Ozone is an extremely harmful gas: just a few hours of exposure to it can trigger serious health problems. Ozone is particularly harmful for outdoor activities. This can have immediate health impact especially among those who are already suffering from respiratory and asthmatic problems even for short duration exposure. Ozone worsens symptoms of asthma, leads to lung function impairment and damages lung tissues. Chest pain, coughing, nausea, headaches and chest congestion are common symptoms. It can even worsen heart disease, bronchitis and emphysema. It increases emergency hospital visits and admissions related to respiratory diseases. 

A study by the University of Southern California and reported in Lancet, has found that in high-ozone areas the relative risk of developing asthma in children playing three or more sports was more compared to children playing no sports. Outdoor heavy exercise is not recommended as with every breath, and athletes particularly take in 10 to 20 times as much air, and thus pollutants, as sedentary people do. 

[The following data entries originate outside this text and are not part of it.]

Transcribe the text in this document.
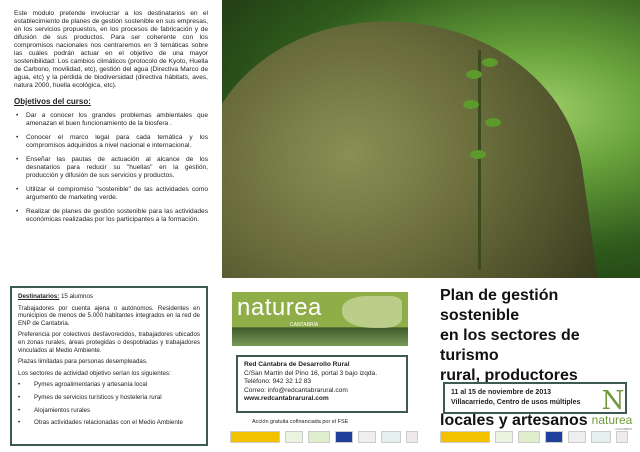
Este modulo pretende involucrar a los destinatarios en el establecimiento de planes de gestión sostenible en sus empresas, en los servicios propuestos, en los procesos de fabricación y de difusión de sus productos. Para ser coherente con los compromisos nacionales nos centraremos en 3 temáticas sobre las cuáles podrán actuar en el objetivo de una mayor sostenibilidad: Los cambios climáticos (protocolo de Kyoto, Huella de Carbono, movilidad, etc), gestión del agua (Directiva Marco de agua, etc) y la pérdida de biodiversidad (directiva hábitats, aves, natura 2000, huella ecológica, etc).
Objetivos del curso:
• Dar a conocer los grandes problemas ambientales que amenazan el buen funcionamiento de la biosfera .
• Conocer el marco legal para cada temática y los compromisos adquiridos a nivel nacional e internacional.
• Enseñar las pautas de actuación al alcance de los desnatarios para reducir su "huellas" en la gestión, producción y difusión de sus servicios y productos.
• Utilizar el compromiso "sostenible" de las actividades como argumento de marketing verde.
• Realizar de planes de gestión sostenible para las actividades económicas realizadas por los participantes a la formación.

Destinatarios: 15 alumnos

Trabajadores por cuenta ajena o autónomos. Residentes en municipios de menos de 5.000 habitantes integrados en la red de ENP de Cantabria.

Preferencia por colectivos desfavorecidos, trabajadores ubicados en zonas rurales, áreas protegidas o despobladas y trabajadores vinculados al Medio Ambiente.

Plazas limitadas para personas desempleadas.

Los sectores de actividad objetivo serían los siguientes:

• Pymes agroalimentarias y artesanía local
• Pymes de servicios turísticos y hostelería rural
• Alojamientos rurales
• Otras actividades relacionadas con el Medio Ambiente
naturea
CANTABRIA
Red Cántabra de Desarrollo Rural
C/San Martín del Pino 16, portal 3 bajo izqda.
Teléfono: 942 32 12 83
Correo: info@redcantabrarural.com
www.redcantabrarural.com
Acción gratuita cofinanciada por el FSE
Plan de gestión sostenible
en los sectores de turismo
rural, productores
locales y artesanos
N
naturea
CANTABRIA
11 al 15 de noviembre de 2013
Villacarriedo, Centro de usos múltiples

Scientists inform that ozone is a powerful oxidizer, which means it can damage cells in a process akin to rusting. Children and the elderly are at special risk. There is a strong association between ozone and daily premature death counts. Those with pre-existing diseases and lung diseases are at serious risk. Growing concentrations of nitrogen oxide and volatile organic compounds from combustion sources especially from the explosive increase in diesel vehicles is adding to the deadly recipe of ozone in hot and extreme climate.  Also ozone that gets created in the polluted environ of the city can also drift depending on the wind direction towards cleaner environs in rural periphery and begins to accumulate as it has less chances of reacting with other pollutants in cleaner environment. Hence it builds up fast at the outskirts.  It is known to damage crop. 

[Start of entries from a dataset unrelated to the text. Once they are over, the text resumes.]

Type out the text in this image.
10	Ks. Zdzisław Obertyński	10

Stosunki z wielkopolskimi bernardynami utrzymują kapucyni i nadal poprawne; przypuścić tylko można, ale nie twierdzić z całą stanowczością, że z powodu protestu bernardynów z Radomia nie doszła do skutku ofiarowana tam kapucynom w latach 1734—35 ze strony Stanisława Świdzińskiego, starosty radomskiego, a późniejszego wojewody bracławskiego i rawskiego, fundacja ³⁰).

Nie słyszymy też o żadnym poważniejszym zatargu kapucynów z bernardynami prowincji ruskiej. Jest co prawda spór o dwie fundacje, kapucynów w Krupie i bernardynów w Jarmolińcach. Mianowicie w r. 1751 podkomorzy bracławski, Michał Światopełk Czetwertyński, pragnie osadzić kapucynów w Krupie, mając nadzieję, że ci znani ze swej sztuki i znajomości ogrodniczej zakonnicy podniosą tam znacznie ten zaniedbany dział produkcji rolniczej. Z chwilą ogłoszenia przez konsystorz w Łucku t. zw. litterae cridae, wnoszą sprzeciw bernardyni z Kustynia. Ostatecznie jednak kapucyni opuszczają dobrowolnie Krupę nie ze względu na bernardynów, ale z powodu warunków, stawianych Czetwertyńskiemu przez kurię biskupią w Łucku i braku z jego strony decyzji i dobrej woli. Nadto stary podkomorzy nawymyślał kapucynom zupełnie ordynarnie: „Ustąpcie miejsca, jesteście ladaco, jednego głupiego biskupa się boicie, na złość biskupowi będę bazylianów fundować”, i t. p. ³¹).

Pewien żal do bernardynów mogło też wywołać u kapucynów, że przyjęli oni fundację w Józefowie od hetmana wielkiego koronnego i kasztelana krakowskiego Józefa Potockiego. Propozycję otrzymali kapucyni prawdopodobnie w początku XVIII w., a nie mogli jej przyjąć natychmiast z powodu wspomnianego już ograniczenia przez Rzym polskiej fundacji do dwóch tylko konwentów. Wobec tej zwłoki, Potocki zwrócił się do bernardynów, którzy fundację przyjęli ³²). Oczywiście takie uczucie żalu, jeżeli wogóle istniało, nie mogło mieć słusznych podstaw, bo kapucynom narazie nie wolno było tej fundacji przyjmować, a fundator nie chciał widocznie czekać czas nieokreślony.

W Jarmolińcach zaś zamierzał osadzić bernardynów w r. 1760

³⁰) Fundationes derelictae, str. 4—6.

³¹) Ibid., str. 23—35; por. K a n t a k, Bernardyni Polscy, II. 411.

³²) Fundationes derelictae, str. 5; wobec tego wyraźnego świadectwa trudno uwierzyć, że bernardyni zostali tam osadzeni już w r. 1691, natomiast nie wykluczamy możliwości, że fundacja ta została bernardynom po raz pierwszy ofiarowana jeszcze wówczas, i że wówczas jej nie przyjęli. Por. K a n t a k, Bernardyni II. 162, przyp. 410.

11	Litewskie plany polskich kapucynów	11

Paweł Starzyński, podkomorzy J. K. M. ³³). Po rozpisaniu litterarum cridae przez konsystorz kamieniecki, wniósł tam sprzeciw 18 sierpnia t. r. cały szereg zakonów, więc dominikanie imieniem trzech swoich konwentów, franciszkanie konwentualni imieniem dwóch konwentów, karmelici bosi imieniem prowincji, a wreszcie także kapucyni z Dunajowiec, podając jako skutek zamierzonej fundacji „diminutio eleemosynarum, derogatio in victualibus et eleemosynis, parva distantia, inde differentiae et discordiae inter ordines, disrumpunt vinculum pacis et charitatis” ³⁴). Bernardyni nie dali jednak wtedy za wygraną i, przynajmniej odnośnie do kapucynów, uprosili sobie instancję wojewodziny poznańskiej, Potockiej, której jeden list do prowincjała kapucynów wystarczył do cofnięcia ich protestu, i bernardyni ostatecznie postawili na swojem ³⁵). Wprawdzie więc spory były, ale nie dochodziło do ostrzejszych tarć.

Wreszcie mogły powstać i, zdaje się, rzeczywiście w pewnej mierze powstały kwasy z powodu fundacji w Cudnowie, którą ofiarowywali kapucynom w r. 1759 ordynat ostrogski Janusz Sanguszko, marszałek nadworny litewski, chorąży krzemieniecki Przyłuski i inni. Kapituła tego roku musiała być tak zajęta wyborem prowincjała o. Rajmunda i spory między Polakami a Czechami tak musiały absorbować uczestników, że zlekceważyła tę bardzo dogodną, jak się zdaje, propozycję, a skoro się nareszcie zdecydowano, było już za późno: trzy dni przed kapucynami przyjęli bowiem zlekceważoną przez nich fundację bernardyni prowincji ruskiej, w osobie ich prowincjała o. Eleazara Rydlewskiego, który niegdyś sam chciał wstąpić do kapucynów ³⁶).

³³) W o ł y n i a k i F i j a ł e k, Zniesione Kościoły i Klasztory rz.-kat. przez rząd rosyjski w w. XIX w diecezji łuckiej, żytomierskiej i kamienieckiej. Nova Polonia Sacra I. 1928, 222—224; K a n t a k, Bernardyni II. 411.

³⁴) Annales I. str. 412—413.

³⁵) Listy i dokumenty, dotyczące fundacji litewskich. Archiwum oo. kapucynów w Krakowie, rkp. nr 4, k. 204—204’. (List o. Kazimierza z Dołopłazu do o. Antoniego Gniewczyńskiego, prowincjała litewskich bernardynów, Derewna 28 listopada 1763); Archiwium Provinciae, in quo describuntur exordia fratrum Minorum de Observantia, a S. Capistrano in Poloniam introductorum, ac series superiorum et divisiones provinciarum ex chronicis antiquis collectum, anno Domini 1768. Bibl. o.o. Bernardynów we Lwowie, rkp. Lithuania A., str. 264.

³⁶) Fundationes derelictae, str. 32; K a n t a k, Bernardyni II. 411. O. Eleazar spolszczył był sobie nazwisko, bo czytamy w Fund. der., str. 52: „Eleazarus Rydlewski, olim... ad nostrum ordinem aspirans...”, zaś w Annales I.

Need urgent and preventive action
Delhi and NCR needs much high degree of health protection for all and especially the high risk groups including the elderly, children, outdoor workers and people with asthma and lung disease. 

The recently finalized Comprehensive Action Plan must kick off immediately and should be implemented with absolute stringency and disciplined monitoring in a time bound manner.  This is needed for targeted reduction of gaseous emissions from vehicles, industry and power plants.